Instructed to Bias: Instruction-Tuned Language Models Exhibit Emergent Cognitive Bias
Itay Itzhak, Gabriel Stanovsky, Nir Rosenfeld, Yonatan Belinkov
TL;DR
The paper investigates whether instruction tuning (IT) and reinforcement learning from human feedback (RLHF) induce cognitive biases in large language models. By adapting classic human experiments to LM prompts and comparing control versus treatment datasets, the authors quantify decoy, certainty, and belief biases via a bias score that measures shifts in target-option choices.
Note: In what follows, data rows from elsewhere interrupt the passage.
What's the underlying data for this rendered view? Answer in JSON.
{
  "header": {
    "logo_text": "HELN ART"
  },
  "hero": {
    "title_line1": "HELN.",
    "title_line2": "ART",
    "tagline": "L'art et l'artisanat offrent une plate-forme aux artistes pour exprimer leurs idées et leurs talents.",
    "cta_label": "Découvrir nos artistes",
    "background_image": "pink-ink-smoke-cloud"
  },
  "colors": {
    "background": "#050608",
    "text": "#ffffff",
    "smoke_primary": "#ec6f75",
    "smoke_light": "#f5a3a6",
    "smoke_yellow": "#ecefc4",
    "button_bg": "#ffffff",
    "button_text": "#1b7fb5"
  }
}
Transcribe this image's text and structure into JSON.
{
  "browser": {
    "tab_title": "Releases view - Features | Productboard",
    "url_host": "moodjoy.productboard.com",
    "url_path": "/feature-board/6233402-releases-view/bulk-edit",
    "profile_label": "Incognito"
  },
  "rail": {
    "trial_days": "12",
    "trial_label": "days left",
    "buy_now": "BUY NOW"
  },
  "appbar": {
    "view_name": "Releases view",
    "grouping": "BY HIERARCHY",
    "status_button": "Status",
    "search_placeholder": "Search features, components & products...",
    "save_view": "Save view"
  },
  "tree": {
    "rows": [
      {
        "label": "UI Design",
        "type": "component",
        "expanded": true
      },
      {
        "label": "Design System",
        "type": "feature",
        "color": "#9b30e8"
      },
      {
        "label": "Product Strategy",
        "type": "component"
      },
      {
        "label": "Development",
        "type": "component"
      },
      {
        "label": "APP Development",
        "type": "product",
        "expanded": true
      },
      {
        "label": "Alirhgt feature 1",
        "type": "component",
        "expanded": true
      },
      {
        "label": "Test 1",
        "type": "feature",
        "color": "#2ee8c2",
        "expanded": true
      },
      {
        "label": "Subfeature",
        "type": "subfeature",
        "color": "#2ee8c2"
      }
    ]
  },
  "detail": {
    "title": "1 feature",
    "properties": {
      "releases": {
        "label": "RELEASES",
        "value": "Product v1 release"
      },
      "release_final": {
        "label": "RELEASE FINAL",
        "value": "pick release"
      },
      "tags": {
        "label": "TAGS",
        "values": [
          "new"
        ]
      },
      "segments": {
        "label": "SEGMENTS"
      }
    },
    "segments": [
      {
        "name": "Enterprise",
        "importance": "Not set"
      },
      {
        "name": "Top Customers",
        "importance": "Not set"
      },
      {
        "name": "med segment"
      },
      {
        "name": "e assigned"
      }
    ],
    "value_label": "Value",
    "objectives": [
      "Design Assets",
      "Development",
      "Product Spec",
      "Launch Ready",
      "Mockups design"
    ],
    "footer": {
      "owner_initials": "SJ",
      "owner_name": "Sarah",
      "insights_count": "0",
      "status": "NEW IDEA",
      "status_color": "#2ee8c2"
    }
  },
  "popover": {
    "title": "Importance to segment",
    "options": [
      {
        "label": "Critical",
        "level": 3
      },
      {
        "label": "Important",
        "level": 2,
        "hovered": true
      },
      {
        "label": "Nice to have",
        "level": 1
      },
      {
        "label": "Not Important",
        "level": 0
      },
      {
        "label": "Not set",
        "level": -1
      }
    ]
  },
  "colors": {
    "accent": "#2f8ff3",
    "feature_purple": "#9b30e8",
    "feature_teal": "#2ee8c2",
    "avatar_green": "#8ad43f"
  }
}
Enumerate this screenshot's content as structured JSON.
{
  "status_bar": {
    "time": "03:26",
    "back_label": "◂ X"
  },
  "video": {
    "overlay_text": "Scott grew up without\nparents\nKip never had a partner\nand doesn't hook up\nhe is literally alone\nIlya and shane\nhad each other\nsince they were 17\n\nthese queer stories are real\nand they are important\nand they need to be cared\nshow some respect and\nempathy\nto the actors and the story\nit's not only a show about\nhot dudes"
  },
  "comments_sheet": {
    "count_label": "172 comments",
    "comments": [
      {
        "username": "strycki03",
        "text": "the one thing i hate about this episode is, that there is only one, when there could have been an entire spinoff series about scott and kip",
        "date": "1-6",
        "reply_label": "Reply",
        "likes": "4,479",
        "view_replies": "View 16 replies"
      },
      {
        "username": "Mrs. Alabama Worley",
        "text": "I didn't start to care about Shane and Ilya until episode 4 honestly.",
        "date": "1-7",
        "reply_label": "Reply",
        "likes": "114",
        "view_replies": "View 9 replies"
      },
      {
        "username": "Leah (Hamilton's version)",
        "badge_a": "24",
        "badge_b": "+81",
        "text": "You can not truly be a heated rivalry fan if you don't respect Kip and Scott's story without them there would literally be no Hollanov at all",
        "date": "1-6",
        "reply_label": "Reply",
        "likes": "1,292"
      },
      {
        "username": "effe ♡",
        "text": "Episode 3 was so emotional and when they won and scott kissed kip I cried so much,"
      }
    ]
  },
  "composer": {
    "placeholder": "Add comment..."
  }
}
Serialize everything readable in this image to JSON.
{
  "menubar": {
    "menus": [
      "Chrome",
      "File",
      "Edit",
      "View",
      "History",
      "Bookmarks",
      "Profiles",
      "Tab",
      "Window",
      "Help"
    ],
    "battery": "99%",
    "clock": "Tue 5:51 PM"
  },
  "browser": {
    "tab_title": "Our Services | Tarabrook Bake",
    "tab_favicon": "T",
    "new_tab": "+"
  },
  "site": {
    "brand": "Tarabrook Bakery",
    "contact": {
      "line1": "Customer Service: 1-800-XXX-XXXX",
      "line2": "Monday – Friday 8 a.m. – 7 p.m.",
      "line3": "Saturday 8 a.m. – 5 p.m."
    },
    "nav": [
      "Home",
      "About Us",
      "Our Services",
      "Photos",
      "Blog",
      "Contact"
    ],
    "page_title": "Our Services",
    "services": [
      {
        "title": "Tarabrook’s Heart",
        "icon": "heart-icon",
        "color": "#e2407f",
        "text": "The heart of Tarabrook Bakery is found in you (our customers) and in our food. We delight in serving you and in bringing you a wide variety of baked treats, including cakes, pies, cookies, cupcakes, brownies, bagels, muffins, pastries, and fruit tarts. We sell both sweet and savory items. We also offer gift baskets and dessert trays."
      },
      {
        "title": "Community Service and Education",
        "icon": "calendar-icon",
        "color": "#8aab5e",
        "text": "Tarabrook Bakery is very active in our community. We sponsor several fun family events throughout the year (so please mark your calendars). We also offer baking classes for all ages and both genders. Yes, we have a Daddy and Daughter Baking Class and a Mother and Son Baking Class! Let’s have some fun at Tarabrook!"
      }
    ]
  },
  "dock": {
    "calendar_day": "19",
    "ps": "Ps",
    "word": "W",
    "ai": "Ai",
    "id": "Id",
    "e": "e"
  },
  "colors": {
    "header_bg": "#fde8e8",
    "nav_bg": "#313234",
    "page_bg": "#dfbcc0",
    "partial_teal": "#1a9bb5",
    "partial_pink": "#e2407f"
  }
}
Across GPT-3, Mistral, and T5 families, IT and RLHF generally amplify biases, with GPT-4 showing pronounced decoy bias yet partial mitigation in some beliefs tasks; larger models exhibit nuanced, task-dependent effects. The findings highlight a paradox: aligning models to human objectives through IT/RLHF can worsen certain biases, underscoring the need for bias-aware alignment and careful evaluation of decision-making behavior in deployed systems.
Abstract
Recent studies show that instruction tuning (IT) and reinforcement learning from human feedback (RLHF) improve the abilities of large language models (LMs) dramatically. While these tuning methods can help align models with human objectives and generate high-quality text, not much is known about their potential adverse effects. In this work, we investigate the effect of IT and RLHF on decision making and reasoning in LMs, focusing on three cognitive biases - the decoy effect, the certainty effect, and the belief bias - all of which are known to influence human decision-making and reasoning. Our findings highlight the presence of these biases in various models from the GPT-3, Mistral, and T5 families. Notably, we find a stronger presence of biases in models that have undergone instruction tuning, such as Flan-T5, Mistral-Instruct, GPT3.5, and GPT4. Our work constitutes a step toward comprehending cognitive biases in instruction-tuned LMs, which is crucial for the development of more reliable and unbiased language models.